When the drought dries the meadow, the voles come to the deep, walled spring at the upper end, apparently to drink. The water usually trickles over the curb, but in a long dry spell it shrinks a foot or more below the edge, and the voles, once within for their drink, cannot get out. Time and time again I had fished them up, until I thought to leave a board slanting down to the water, so that they could climb back to the top.
It is stupid and careless to drown thus. The voles are blunderers. White-footed mice and house mice are abundant in the stumps and grass of the vicinity, but they never tumble into the spring. Still, I am partly responsible for the voles, for I walled up the spring and changed it into this trap. I owe them the drink and the plank, for certainly there are rights of mice, as well as of men, in this meadow of mine, where I do little but mow. But even if they have no rights, surely
A daimen icker in a thrave
’S a sma’ request
for such of them as the foxes, cats, skunks, snakes, hawks, and owls leave! Rights or no, hay or no, I don’t jump at my meadow mice any more, for fear of killing one who has taken a cup of cold water from me off the plank, or has had my helping hand out of the depths of the spring.
It is wholesome to be the good Samaritan to a meadow mouse, to pour out, even waste, a little of the oil and wine of sympathy on the humblest of our needy neighbors.
Here are the chimney swallows. One can look with complacency, with gratitude, indeed, upon the swallows of other chimneys, as they hawk in the sky; yet, when the little creatures, so useful, but so uncombed and unfumigated, set up their establishments in your chimney, to the jeopardy of the whole house, then you need an experience like mine.

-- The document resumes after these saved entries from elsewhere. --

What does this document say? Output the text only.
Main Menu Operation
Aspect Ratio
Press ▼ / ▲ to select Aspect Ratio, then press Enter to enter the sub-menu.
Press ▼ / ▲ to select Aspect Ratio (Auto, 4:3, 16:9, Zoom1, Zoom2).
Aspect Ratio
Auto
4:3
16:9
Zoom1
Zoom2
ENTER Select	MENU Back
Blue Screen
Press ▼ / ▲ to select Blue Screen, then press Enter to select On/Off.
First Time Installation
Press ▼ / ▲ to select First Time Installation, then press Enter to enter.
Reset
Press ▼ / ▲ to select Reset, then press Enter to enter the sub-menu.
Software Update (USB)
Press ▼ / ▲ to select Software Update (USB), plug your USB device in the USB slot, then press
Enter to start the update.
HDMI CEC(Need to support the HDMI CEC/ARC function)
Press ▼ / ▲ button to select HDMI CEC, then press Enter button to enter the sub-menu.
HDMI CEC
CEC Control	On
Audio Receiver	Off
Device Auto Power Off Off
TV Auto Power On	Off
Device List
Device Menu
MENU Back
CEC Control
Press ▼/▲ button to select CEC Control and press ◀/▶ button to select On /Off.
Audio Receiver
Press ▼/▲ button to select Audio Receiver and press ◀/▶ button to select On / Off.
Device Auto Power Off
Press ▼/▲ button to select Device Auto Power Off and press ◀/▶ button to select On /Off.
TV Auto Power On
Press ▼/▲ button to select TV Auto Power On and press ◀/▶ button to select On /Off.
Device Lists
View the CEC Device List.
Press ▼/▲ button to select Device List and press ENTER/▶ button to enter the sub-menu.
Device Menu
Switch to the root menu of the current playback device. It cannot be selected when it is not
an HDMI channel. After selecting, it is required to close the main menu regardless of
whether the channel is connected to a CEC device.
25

I had had a like experience years before, when the house did not belong to me. Now, however, the house was mine, and if it became infested because of the swallows, I could not move away; so I felt like burning them in the chimney, bag and baggage. There were four nests, as nearly as I could make out, and, from the frequent squeakings, I knew they were all filled with young. Then one day, when the birds were feathered and nearly ready to fly, there came a rain that ran wet far down the sooty chimney, loosened the mortar of the nests, and sent them crashing into the fireplace.
Some of the young birds were killed outright; the others were at my mercy, flung upon me,—helpless, wailing infants! Of course I made it comfortable for them on the back-log, and let their mothers flutter down unhindered to feed them. Had I understood the trick, I would have hawked for them and helped feed them myself.
They made a great thunder in the chimney; they rattled down into the living-room a little soot; but nothing further came of it. We were not quarantined. On the contrary, we had our reward, according to promise; for it was an extremely interesting event to us all. It dispelled some silly qualms, it gave us intimate part in a strange small life, so foreign, yet so closely linked to our own, and it made us pause with wonder that even our empty, sooty chimney could be made use of by Nature to our great benefit.